AVERTISSEMENT

L'histoire d'Espagne, et particulièrement celle des Maures, a été pendant vingt ans l'étude de mon choix, ma préoccupation de toutes les heures, et avant de commencer le livre que je publie aujourd'hui, une partie de ma vie s'est passée à en rassembler les matériaux qui étaient épars dans presque toutes les bibliothèques de l'Europe, à les examiner, à les comparer, à en publier un grand nombre. Toutefois je ne livre cette Histoire au public qu'avec une extrême défiance. Le sujet que j'ai choisi est nouveau, car, comme j'ai tâché de le démontrer ailleurs , les livres qui en traitent ne sont d'aucune utilité; ils ont pour base le travail de Conde, c'est-à-dire le travail d'un homme qui avait peu de matériaux à sa disposition; qui, faute de connaissances grammaticales, n'était pas à même de comprendre ceux qu'il avait, et qui manquait absolument de sens historique. Il ne s'agissait donc pas de rétablir çà et là quelques faits défigurés par mes devanciers, ou de produire quelques circonstances nouvelles, mais de reprendre les choses par la racine, de faire vivre pour la première fois dans l'histoire les musulmans d'Espagne; et si la nouveauté de la matière forme un de ses attraits, elle est en même temps la cause de toutes sortes de difficultés.

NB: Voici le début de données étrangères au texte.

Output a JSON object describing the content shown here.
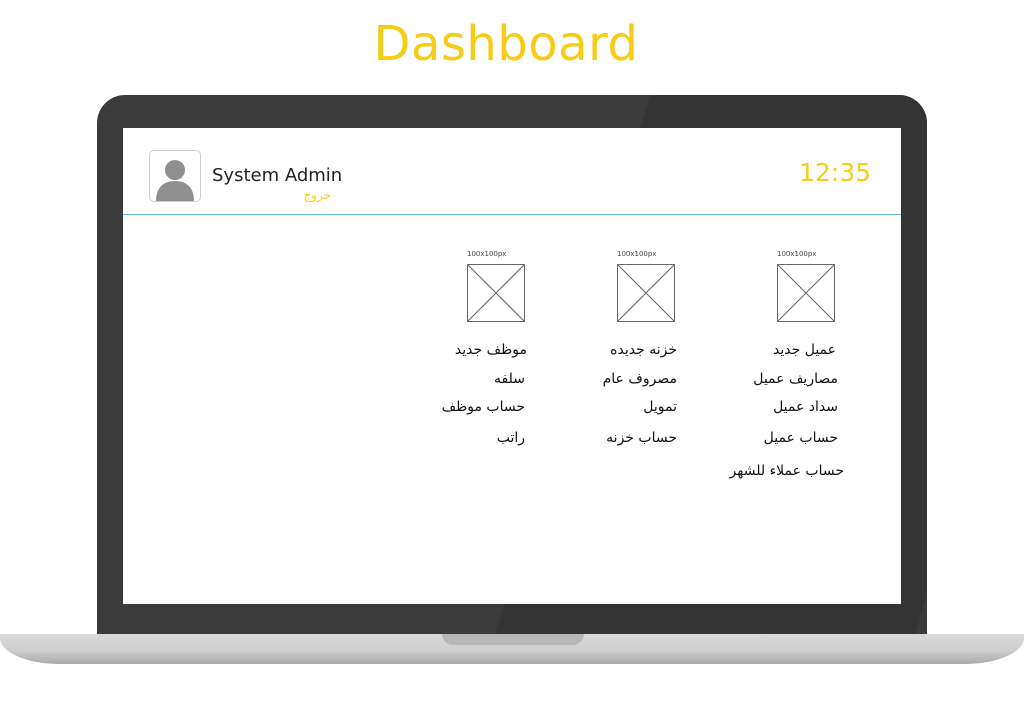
{
  "page": {
    "title": "Dashboard"
  },
  "header": {
    "user_name": "System Admin",
    "logout_label": "خروج",
    "clock": "12:35"
  },
  "columns": [
    {
      "image_caption": "100x100px",
      "items": [
        "موظف جديد",
        "سلفه",
        "حساب موظف",
        "راتب"
      ]
    },
    {
      "image_caption": "100x100px",
      "items": [
        "خزنه جديده",
        "مصروف عام",
        "تمويل",
        "حساب خزنه"
      ]
    },
    {
      "image_caption": "100x100px",
      "items": [
        "عميل جديد",
        "مصاريف عميل",
        "سداد عميل",
        "حساب عميل",
        "حساب عملاء للشهر"
      ]
    }
  ],
  "colors": {
    "accent": "#f7cc17",
    "divider": "#6fb7dc",
    "laptop_frame": "#3b3b3b"
  },
  "icons": {
    "avatar": "user-silhouette-icon",
    "placeholder": "image-placeholder-icon"
  }
}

Je crois avoir eu à ma disposition presque tous les ouvrages manuscrits, relatifs à l'histoire des Maures, qui se trouvent en Europe, et j'ai étudié mon sujet sous toutes ses faces; cependant, comme je ne m'étais pas proposé d'écrire une œuvre de science sèche et sévère, destinée à telle ou telle classe de lecteurs, je me suis bien gardé de rapporter tous les faits qui sont venus à ma connaissance. Voulant satisfaire, autant qu'il était en moi, aux règles du bon goût et de la composition historique, qui commandent de mettre en évidence un certain ordre de faits, dont les autres sont l'accessoire et l'entourage, j'ai souvent été obligé de condenser en peu de lignes le résultat de plusieurs semaines d'études, et même de passer sous silence des choses qui, bien qu'elles ne fussent pas sans intérêt sous un certain point de vue, ne cadraient pas avec le plan de mon travail. En revanche, je me suis efforcé de présenter dans le plus grand détail les circonstances qui me semblaient caractériser le mieux les époques que je traitais, et je n'ai pas craint d'entremêler parfois aux drames de la vie publique les faits intimes; car je suis de ceux qui pensent que souvent on oublie trop ces couleurs passagères, ces accessoires curieux, ces minuties de mœurs sans lesquelles la grande histoire est pâle et sans saveur. La méthode de l'école qui s'attache moins à mettre en relief les individus que les idées qu'ils représentent, et qui ne voit dans les questions que les aspects généraux, ne conviendrait pas, je crois, au sujet que j'ai choisi.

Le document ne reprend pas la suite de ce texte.